Located a 55-minute flight (or via a ferry of around eight-hours) from Athens, Ikaria is just east of glitzy Mykonos. Culturally, though, the two islands feel poles apart.
As we zipped along the craggy roads to Armenistis, Rania explained how Ikaria had, for centuries, been cut off from the rest of the world by its rough tides, lack of natural ports and attacks by the pirates that inhabited the neighbouring island of Fourni. Still today, she said, it receives far fewer visitors than better-known islands.
“My great-grandfather was executed as one of the last pirates at the end of the 19th century,” she added matter-of-factly. “It’s always been a place for non-conformists and political exiles.”
After the Second World War, around 10,000 Communists were exiled to Ikaria (more than doubling the existing population). Many stayed and, according to Rania, this enhanced the island’s already strong communal spirit. Just as she said it we drove past hunks of rock graffitied with red hammers and sickles.
Perhaps because of that communist legacy, Ikaria is also uncommercial. On my first day, we drove to another seaside town, Therma, where hot thermal springs bubble up under an open cave just by the shore.
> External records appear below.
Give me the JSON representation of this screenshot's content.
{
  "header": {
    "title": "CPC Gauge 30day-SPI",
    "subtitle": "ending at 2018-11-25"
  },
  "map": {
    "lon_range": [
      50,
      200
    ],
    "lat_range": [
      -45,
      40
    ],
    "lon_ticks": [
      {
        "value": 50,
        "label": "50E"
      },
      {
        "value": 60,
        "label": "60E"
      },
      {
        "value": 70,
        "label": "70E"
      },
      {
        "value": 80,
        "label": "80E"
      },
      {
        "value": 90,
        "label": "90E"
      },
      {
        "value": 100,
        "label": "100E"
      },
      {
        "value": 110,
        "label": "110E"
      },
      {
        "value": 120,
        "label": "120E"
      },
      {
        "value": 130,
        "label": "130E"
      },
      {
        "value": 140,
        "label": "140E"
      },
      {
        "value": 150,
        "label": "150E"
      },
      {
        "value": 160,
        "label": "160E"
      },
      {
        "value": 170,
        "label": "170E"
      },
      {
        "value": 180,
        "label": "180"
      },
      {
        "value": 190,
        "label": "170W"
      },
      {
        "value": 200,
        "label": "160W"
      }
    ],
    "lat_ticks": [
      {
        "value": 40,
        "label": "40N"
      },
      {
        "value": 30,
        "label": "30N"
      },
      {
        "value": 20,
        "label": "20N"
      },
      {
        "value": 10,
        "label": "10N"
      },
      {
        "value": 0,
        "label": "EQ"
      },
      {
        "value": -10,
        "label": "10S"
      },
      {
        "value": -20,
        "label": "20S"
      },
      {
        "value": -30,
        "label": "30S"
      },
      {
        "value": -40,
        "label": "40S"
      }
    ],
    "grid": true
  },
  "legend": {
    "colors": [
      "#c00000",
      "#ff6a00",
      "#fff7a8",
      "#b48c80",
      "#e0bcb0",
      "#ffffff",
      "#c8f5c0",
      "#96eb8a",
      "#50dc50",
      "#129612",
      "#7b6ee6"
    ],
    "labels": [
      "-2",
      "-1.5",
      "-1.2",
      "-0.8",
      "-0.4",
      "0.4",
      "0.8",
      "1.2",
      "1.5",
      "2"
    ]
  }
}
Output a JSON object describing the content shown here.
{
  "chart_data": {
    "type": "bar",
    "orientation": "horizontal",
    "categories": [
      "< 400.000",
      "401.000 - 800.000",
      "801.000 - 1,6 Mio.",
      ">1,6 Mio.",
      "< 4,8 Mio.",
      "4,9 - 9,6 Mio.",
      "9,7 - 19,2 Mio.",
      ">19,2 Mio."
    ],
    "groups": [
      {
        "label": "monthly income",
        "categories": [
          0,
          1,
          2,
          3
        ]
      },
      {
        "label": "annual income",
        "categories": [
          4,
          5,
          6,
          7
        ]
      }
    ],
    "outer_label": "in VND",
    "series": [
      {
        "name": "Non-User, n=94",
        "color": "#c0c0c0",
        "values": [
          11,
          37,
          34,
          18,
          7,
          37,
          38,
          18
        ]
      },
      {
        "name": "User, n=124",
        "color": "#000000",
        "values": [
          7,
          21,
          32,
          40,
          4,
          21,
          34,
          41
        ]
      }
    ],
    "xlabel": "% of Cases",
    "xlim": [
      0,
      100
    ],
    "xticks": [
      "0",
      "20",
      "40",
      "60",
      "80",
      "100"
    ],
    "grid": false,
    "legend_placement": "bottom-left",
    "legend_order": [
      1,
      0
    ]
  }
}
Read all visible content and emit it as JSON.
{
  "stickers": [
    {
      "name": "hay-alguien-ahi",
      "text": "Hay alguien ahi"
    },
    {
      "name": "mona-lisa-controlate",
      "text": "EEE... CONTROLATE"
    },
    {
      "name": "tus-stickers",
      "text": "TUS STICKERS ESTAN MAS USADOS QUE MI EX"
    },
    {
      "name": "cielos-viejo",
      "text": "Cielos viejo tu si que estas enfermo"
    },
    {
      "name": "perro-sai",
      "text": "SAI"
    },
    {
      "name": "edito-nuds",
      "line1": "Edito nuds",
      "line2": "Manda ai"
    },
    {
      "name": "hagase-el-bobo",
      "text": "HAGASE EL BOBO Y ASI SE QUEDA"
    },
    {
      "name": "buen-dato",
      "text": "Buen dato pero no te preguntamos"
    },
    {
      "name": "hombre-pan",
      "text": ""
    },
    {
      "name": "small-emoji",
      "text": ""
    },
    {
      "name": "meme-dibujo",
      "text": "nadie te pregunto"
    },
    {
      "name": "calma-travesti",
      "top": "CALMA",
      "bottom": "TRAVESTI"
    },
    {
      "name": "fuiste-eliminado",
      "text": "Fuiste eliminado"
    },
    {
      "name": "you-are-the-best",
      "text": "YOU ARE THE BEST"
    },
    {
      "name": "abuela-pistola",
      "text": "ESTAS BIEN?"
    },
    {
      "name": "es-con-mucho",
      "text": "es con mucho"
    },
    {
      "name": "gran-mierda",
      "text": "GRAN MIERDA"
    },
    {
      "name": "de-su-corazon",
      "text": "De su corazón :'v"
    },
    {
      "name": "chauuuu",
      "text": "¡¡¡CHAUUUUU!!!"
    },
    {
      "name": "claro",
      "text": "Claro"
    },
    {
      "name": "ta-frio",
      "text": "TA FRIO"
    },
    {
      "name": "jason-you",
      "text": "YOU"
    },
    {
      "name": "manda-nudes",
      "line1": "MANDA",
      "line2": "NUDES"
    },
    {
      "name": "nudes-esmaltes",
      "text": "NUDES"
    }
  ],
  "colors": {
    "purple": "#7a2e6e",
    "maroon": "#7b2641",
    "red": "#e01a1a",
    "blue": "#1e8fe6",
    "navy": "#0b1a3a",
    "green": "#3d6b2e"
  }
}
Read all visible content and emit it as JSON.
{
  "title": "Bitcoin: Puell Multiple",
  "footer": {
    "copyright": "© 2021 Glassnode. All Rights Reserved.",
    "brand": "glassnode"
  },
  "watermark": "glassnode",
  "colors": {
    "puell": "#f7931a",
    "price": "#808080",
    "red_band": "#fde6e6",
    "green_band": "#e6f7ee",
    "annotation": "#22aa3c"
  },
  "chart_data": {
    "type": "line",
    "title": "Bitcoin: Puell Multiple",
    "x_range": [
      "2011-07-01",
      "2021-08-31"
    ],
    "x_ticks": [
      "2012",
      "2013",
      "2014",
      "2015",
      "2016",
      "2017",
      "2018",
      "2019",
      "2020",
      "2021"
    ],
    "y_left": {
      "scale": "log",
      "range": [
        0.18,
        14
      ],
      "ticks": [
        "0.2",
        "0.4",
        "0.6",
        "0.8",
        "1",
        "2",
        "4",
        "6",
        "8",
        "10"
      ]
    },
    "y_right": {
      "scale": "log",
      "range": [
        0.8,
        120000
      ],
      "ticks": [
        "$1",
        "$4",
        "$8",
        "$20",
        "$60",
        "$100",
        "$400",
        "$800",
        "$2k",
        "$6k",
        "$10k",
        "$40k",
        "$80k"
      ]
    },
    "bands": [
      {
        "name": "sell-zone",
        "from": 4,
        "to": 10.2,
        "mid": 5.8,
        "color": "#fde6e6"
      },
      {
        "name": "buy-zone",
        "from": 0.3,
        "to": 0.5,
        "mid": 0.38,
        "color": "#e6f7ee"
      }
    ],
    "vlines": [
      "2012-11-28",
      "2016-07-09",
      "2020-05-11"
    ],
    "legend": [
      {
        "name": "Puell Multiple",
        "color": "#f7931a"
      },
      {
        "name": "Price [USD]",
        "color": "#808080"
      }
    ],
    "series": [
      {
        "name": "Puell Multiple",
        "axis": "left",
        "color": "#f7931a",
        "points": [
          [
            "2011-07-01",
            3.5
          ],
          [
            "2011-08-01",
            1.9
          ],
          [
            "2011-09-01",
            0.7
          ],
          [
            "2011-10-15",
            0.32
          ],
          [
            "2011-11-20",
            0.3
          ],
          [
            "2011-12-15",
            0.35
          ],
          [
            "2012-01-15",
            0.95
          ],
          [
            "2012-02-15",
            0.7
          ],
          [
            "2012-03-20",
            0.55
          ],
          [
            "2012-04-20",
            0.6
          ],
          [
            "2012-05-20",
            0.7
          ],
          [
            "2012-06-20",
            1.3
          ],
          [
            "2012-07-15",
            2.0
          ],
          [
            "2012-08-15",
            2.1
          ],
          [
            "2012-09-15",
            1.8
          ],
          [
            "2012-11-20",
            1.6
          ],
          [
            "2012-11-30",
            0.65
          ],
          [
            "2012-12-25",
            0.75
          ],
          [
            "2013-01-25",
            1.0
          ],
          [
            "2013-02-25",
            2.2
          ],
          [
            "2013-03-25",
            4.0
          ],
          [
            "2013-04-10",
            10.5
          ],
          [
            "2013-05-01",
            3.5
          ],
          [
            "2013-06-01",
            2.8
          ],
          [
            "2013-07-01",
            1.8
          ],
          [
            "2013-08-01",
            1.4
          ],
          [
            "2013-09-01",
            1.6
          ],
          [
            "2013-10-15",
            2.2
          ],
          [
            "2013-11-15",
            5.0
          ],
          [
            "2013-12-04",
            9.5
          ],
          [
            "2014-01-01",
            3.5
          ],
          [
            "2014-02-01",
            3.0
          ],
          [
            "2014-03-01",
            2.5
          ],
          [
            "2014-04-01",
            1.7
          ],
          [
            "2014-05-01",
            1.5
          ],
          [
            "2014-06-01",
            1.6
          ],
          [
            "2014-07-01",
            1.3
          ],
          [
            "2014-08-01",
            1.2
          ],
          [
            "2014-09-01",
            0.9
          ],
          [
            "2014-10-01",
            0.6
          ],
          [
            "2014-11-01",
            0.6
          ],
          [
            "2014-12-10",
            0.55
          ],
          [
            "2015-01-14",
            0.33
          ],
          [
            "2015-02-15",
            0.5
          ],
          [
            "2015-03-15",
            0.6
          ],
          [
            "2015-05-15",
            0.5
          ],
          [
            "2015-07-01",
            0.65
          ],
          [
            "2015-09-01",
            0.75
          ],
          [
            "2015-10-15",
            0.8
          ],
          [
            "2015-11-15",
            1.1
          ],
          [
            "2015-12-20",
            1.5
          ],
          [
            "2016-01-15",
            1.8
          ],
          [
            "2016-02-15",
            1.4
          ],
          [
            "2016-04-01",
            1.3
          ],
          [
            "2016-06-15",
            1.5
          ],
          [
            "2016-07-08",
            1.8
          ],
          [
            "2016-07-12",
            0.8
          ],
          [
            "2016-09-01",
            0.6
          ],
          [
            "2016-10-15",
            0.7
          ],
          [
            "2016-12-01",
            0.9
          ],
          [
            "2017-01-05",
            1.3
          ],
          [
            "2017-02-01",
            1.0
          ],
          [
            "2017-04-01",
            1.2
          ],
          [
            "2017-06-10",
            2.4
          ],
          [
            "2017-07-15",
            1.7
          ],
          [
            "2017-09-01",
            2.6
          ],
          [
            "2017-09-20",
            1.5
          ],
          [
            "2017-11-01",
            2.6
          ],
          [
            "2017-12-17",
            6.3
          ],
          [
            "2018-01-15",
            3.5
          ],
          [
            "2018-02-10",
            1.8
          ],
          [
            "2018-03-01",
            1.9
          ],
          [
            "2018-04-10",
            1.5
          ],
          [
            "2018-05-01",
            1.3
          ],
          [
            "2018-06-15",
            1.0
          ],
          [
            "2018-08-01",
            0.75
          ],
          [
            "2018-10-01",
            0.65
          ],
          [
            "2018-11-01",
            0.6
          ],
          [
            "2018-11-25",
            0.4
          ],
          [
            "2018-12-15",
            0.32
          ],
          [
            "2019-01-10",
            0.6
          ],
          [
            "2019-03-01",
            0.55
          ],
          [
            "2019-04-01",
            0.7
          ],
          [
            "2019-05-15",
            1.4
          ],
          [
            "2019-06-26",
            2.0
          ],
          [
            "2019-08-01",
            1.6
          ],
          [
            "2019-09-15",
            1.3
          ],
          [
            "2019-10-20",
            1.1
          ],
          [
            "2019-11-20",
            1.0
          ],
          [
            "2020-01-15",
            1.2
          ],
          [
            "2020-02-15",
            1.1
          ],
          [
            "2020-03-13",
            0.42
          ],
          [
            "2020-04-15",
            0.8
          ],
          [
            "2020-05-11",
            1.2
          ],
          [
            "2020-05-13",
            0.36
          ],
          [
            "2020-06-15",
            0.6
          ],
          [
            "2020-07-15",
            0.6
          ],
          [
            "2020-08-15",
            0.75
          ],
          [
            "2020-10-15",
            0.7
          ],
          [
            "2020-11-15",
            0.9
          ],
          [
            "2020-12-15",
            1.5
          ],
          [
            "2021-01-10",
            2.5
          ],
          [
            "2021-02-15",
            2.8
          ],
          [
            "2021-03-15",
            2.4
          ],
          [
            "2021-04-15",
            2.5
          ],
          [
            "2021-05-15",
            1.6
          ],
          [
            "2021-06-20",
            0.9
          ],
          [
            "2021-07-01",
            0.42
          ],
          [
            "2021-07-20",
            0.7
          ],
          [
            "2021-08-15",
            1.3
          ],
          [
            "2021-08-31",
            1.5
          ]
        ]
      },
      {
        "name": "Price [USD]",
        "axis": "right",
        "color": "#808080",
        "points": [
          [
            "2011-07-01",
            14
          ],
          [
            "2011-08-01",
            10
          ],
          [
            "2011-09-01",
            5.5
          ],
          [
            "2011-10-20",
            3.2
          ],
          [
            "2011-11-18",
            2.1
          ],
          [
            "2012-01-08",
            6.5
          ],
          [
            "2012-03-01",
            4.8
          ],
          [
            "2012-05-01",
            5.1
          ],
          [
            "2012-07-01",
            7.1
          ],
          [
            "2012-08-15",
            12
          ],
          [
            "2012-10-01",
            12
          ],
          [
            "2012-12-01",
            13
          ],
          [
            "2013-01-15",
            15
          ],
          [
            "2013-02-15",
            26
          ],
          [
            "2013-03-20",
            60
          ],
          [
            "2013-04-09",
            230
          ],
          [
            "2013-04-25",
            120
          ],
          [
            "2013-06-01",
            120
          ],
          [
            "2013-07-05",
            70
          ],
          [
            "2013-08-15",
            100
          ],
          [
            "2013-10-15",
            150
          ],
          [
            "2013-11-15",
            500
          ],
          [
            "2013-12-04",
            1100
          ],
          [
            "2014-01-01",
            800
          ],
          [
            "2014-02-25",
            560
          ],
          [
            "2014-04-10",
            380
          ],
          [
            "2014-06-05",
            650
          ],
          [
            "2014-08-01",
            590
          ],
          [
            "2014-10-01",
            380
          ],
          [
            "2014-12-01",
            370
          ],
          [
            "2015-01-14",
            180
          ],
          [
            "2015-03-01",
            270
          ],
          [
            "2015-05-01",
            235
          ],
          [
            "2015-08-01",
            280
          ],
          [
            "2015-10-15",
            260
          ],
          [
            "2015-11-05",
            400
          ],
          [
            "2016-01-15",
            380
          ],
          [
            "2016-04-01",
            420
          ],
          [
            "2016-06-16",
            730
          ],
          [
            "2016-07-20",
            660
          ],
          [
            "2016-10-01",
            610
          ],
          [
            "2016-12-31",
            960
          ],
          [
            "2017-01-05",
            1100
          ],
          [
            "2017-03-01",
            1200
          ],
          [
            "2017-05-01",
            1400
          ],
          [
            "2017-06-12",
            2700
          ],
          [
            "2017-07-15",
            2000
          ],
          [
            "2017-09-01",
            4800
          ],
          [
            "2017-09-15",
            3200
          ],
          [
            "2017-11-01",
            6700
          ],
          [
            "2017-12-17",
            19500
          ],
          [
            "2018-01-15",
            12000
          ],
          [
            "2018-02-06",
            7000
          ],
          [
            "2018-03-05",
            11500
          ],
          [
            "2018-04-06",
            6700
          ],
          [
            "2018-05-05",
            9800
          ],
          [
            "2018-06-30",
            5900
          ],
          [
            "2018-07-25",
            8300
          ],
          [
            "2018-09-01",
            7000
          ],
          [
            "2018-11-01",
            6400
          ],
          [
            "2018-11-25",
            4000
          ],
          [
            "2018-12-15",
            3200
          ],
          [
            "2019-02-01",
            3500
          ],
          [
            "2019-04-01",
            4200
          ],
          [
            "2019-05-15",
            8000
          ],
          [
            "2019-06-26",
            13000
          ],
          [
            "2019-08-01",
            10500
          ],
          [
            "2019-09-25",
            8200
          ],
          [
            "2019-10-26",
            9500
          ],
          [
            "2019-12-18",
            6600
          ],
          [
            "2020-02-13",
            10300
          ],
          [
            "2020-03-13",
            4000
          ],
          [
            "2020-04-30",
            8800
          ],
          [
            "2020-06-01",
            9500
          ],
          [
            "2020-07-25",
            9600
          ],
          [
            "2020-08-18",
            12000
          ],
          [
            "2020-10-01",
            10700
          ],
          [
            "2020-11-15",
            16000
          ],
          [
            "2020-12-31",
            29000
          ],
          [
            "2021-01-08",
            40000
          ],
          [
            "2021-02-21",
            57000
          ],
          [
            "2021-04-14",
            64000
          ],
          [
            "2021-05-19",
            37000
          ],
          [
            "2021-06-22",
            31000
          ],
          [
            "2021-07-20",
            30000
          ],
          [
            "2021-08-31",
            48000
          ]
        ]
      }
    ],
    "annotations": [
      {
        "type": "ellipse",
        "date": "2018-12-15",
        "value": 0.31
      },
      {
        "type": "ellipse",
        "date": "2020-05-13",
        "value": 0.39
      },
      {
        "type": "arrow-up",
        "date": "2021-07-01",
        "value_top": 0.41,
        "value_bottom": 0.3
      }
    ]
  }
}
Expecting to be charged some kind of entry fee, I found I could just dive in and splash about in the warm water for as long as I liked.
The next day, I walked 50 minutes from Armenistis to the Temple of Artemis, which sits on a beach in the village of Nas. It was just me, the sunset and the crumbled remains of the shrine, which dates back around 8,000 years.
Entry to the panigiri was also free and the food and wine are cheap (one litre of wine, one litre of water and two plates of food cost about €20/£17). Any profits are spent on necessary works in the host village, such as repairing roads or signs.
The only accommodation seemed to be family-run hotels or guest houses, which are well-priced for a Greek island. I based myself at the Erofili Beach Hotel (which shuts for winter).
For €68 a night, you get a plain but comfortable double room with your own seaview terrace, a large outdoor pool and generous home-cooked breakfasts of fresh fruit and sweet and savoury filo pastries. A room at a similar hotel on Kalymnos during the same period would start from around €116–€160 on Kefalonia, according to Sunvil Holidays, a travel agent.
The nearby beaches were clean and uncrowded – although locals did warn me not to swim out too far because of the strong tides.
As for the food, don’t expect white table cloths (or quick service), but do prepare for home-cooked meals. At Platanos, a restaurant in the cobbled mountain village of Agios Dimitrios, I dug into rich, umami dishes of beetroot and smoked swordfish and an earthy orzo of local mushrooms (mains from about £9).
On my last day, I wondered how long Ikaria’s deliciously uncommercialised atmosphere could last. While the hammer-and-sickle graffiti hasn’t been scrubbed off the mountains yet, posters advertising reflexology and Thai massages have started to appear in the main towns.
“We’ve tried to focus on quality of visitors rather than quantity,” Rania said. “We don’t want to lose what makes us special.”
Booking it for spring 2024
Sunvil Holidays offers eight nights’ b&b, including one night in Athens, for £1,143, including flights and transfers, based on two sharing.